Photo by the editor
# Entry
Artificial intelligence is developing so rapidly that time-honored news outlets and even academic journals often struggle to keep up. More specifically, LLMs see breakthroughs in reasoning, performance, and agentic abilities so often that social media is constantly flooded with them. X (formerly Twitter) continues to be the central hub of the artificial intelligence research community where developers, engineers and researchers can share and exchange ideas in real time.
However, finding high-quality information in the era of algorithmic feeds can be a challenge. To truly benefit from the platform, you need to filter through the noise and find authors who offer deep technical knowledge and actionable insights with the greatest impact. There are some massive, obvious names that everyone probably already follows, so I won’t repeat them here. Instead, this article focuses on accounts that consistently share useful LLM updates, documents, tools, or thoughtful comments. If you want the signal to be better than the noise, these are solid solutions.
# Top 10 X (Twitter) Accounts for LLM Updates
// 1. DAIR.AI (@dair_ai)
// 2. Andrej Karpatia (@karpatia)
Andrzej Karpaty is still one of the best ways to think clearly about deep learning and LLM. When he posts, it’s usually worth reading. He shares intuition, learning tips, and perspectives on where the field is heading. If you care about the basics, this is a must-read.
// 3. Sebastian Raschka (@rasbt)
Sebastian Raschka focuses on implementation and learning by doing. You’ll see tutorials, architecture descriptions, and practical insights into machine learning and LLM. If you actually build models (or want to), his posts are consistently useful.
// 4. alfaXiv (@askalphaxiv)
alphaXiv is powered by arXiv article discovery and discussion, with a community layer for research purposes. It allows you to browse, discuss, and see what other people are using in the latest articles, so you’ll quickly see what’s practical or impactful. Personally, I switched to this over the last month to keep up with trends.
// 5. Artificial Intelligence (@TheRundownAI)

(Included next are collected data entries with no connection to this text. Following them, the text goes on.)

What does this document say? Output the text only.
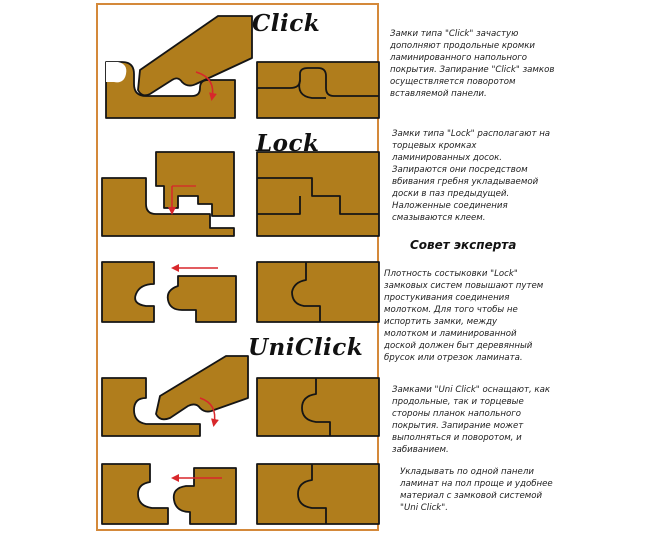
Click
Lock
UniClick
Замки типа "Click" зачастую
дополняют продольные кромки
ламинированного напольного
покрытия. Запирание "Click" замков
осуществляется поворотом
вставляемой панели.
Замки типа "Lock" располагают на
торцевых кромках
ламинированных досок.
Запираются они посредством
вбивания гребня укладываемой
доски в паз предыдущей.
Наложенные соединения
смазываются клеем.
Совет эксперта
Плотность состыковки "Lock"
замковых систем повышают путем
простукивания соединения
молотком. Для того чтобы не
испортить замки, между
молотком и ламинированной
доской должен быт деревянный
брусок или отрезок ламината.
Замками "Uni Click" оснащают, как
продольные, так и торцевые
стороны планок напольного
покрытия. Запирание может
выполняться и поворотом, и
забиванием.
Укладывать по одной панели
ламинат на пол проще и удобнее
материал с замковой системой
"Uni Click".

Artificial intelligence destroyed is a large-volume AI news stream that is best used like an ICT service: scan the headlines, click only what is significant, and ignore the rest. Their own position is “the largest AI newsletter”, which fits with how it runs on X – i.e. it’s speedy, broad, and constantly updated. If you want to stay up to date with product launches, financing news and model launches, it does the job.
// 6. AK (@_akhaliq)
AND is one of the most frequently cited accounts for up-to-date arXiv articles, publications of open source models and tools. If something up-to-date comes along, it often appears here quickly. There may be viral content in your feed from time to time, but once discovered, it’s demanding to ignore.
// 7. Ahmad Osman (@TheAhmadOsman)
Ahmad Osman focuses on AI systems, infrastructure and hardware, especially running LLM locally, rather than relying solely on application programming interfaces (APIs). Shares practical insights on graphics processing units (GPUs), inference performance, and self-hosting setups. Honestly, his posts almost convince you to buy a GPU and build your own local LLM setup.
// 8. Matt Wolfe (@mreflow)
Matt Wolfe provides daily AI updates and tool summaries. Very builder affable. If you want to know what up-to-date AI products have launched this week (without checking them out yourself), this account will keep you updated.
// 9. Simon Willison (@simonw)
Simon Willison is excellent for practical operate of LLM. He shares experiments, real tips, tool failures, and forthright reflections on what works and what doesn’t. If you care about actually building with LLMs and not just reading about them, this is one of the best reads below.
// 10. Ethan Mollick (@emollick)
Ethan Mollik talks about the LLM in the context of work, education and real-world impact. Less about the internals of the model, more about “what difference does it make?” If you want thoughtful and original commentary on the impact of artificial intelligence on workplaces and organizations, he has a mighty voice.
# Application
You don’t have to follow hundreds of AI accounts to stay up to date. A petite, well-researched list is usually better. If you care about:
- Tests: DAIR.AI, alfaXiv.
- Deep intuition: Andrzej Karpaty.
- Practical building: Sebastian Raschka, Simon Willison.
- News and tools: Artificial Intelligence Destroyed, Matt Wolfe.
- Systems and infrastructure: Ahmad Osman.
- Work and influence: Ethan Mollik.
Choose based on what you actually want to learn. This alone will cut out most of the noise.
Kanwal Mehreen is a machine learning engineer and technical writer with a deep passion for data science and the intersection of artificial intelligence and medicine. She is co-author of the e-book “Maximizing Productivity with ChatGPT”. As a 2022 Google Generation Scholar for APAC, she promotes diversity and academic excellence. She is also recognized as a Teradata Diversity in Tech Scholar, a Mitacs Globalink Research Scholar, and a Harvard WeCode Scholar. Kanwal is a staunch advocate for change and founded FEMCodes to empower women in STEM fields.